Worse, most walnuts sold at the store are kept there for a long time before they sell. Oxidization occurs over time, causing the nuts to lose nutrition. To top it off, often the walnuts get moldy before they're dried. The mold produces toxins (as a way of fighting off competing molds and bacteria) which are harmful to our health.
So here is the scoop on walnuts: Yes, they're a great source of healthy fats when they're fresh, but rarely can you buy fresh walnuts from the grocery store. If they're purchased in the shell and you crack them yourself, you might get excellent quality walnuts.
At best, the carrots offer more nutrition per calories and per price.

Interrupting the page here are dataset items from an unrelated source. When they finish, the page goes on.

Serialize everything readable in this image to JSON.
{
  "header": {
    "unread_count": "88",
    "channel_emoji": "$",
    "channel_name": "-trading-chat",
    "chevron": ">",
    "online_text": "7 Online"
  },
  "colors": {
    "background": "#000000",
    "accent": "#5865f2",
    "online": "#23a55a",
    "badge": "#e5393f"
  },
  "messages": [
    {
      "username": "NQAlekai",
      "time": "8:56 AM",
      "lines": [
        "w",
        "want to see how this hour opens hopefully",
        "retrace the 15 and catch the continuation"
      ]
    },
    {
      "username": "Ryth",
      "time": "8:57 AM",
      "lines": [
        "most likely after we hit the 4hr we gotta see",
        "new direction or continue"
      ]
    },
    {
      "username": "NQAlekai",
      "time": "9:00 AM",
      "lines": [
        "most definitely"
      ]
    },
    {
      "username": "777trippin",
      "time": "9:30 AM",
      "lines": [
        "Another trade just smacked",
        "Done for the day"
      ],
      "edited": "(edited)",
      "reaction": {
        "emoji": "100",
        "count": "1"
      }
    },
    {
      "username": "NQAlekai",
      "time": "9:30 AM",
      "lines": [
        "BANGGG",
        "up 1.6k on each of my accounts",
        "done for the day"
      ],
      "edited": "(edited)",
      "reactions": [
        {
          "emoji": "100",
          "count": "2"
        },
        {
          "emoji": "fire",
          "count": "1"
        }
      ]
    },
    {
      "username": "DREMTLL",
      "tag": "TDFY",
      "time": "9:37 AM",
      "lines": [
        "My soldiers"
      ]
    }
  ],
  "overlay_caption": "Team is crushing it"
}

At worst, the walnuts are not only inefficient at providing nutrition – they may also be laden with mold waste. And you have to soak and rinse them to be able to digest them effectively.
In other words, the carrots are a better deal. I'm not saying you should never eat nuts, or that nuts have nothing to offer. But when it comes to grocery shopping, I like to leave the store knowing I got a good deal on the amount of nutrition I purchased, so carrots are one of the items on my shopping list.
Surprising fact: Carrots actually do provide some fat, it's just a very tiny amount. In a pound of carrots you'll find a gram of fat. In one head of lettuce, you'll find two grams of fat.